Hay un lugar en el norte de
España adonde no llegaron nunca ni los romanos ni los moros; y si doña Berta de
Rondaliego, propietaria de este escondite verde y silencioso, supiera algo más
de historia, juraría que jamás Agripa,* ni Augusto,* ni
Muza, ni Tarick* habían puesto la osada planta sobre el suelo,
mullido siempre con tupida hierba fresca, jugosa, oscura, aterciopelada y
reluciente, de aquel rincón suyo, todo suyo, sordo, como ella, a los rumores
del mundo, empaquetado en verdura espesa de árboles infinitos y de lozanos
prados, como ella lo está en franela amarilla, por culpa de sus achaques.

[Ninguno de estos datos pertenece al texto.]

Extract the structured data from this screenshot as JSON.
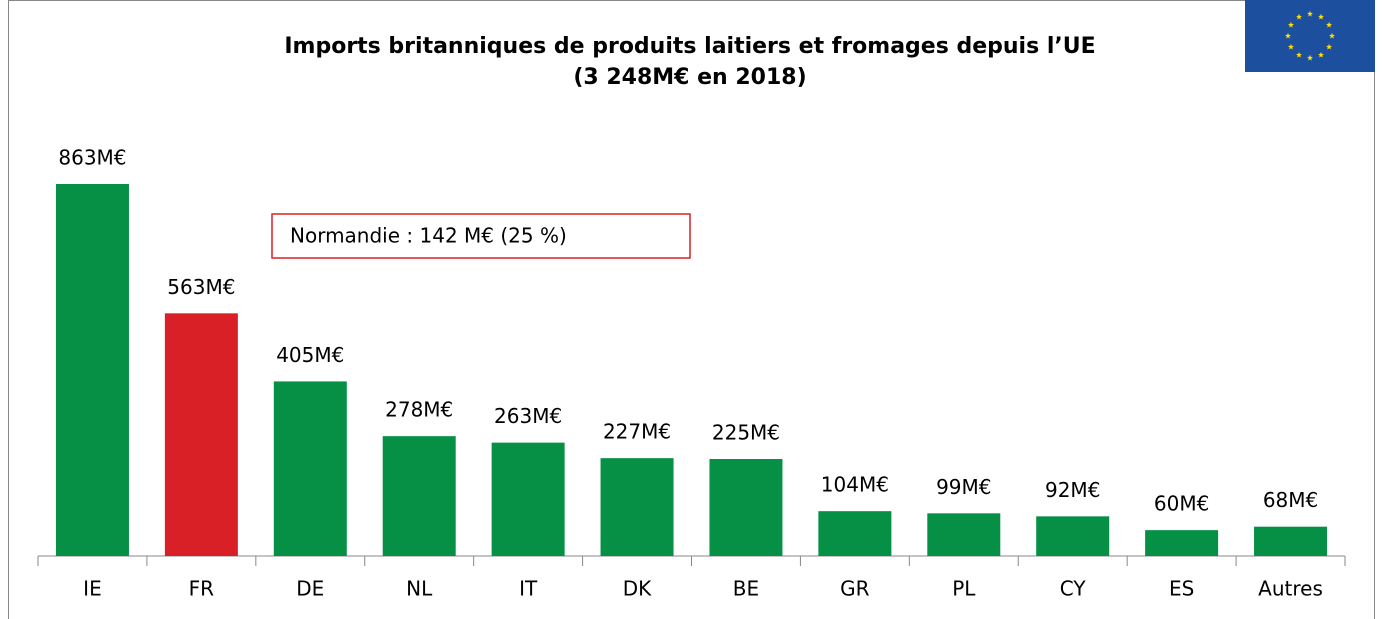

Pertenece el rincón de hojas
y hierbas de doña Berta a la parroquia de Pie del Oro, concejo de Carreño,
partido judicial de Gijón; y dentro de la parroquia. se distingue el barrio de
doña Berta con el nombre de Zaornín, y dentro del barrio se llama Susacasa la
hondonada* frondosa, en medio de la cual hay un gran prado que tiene
por nombre Aren. Al extremo noroeste del prado pasa un arroyo orlado*
de altos álamos, abedules y cónicos humeros* de hoja oscura que
comienza a rodear en espiral el tronco desde el suelo, tropezando con la hierba
y con las flores de las márgenes del agua.
El arroyo no tiene allí
nombre, ni lo merece, ni apenas agua para el bautizo; pero la vanidad
geográfica de los dueños de Susacasa lo llamó desde siglos atrás el río,
y los vecinos de otros lugares del mismo barrio, por desprecio al señorío*
de Rondaliego, llaman al tal río el regatu,* y lo humillan
cuanto pueden, manteniendo incólumes capciosas servidumbres* que
atraviesan la corriente del cristalino huésped fugitivo del Aren y de la llosa;*
y la atraviesan ¡oh sarcasmo! sin necesidad de puentes, no ya romanos, pues
queda dicho que por allí los romanos no anduvieron; ni siquiera con puentes que
fueran troncos huecos y medio podridos de verdores redivivos* al
contacto de la tierra húmeda de las orillas. De estas servidumbres tiranas, de
ignorado y sospechoso origen, democráticas victorias sancionadas por el tiempo,*
se queja amargamente doña Berta, no tanto porque humillen el río, cruzándole
sin puente (sin más que una piedra grande en medio del cauce, islote de sílice,
gastado por el roce secular de pies desnudos y zapatos con tachuelas), cuanto
porque marchitan las más lozanas* flores campestres y matan, al
brotar, la más fresca hierba del Aren fecundo, señalando su verdura inmaculada
con cicatrices que lo cruzan como bandas un pecho; cicatrices hechas a patadas.
Pero dejando estas tristezas para luego, seguiré diciendo que más allá y más
arriba, pues aquí empieza la cuesta, más allá del río que se salta sin puentes
ni vados,* está la llosa, nombre genérico de las vegas de
maíz que reúnen tales y cuales condiciones, que no hay para qué puntualizar
ahora; ello es que cuando las cañas crecen, y sus hojas, lanzas flexibles, se
columpian ya sobre el tallo, inclinadas en graciosa curva, parece la llosa
verde mar agitado por las brisas. Pues a la otra orilla de ese mar está el
palacio, una casa blanca, no muy grande, solariega de los Rondaliegos, y ella y
su corral, quintana,* y sus dependencias, que son: capilla,
pegada al palacio, lagar (hoy con vertido en pajar), hórreo*
de castaño con pies de piedra, pegollos,* y un palomar blanco
y cuadrado, todo aquello junto, más una cabaña con honores de casa de labranza,
que hay en la misma falda de la loma en que se apoya el palacio, a
treinta pasos del mismo; todo eso, digo, se llama Posadorio.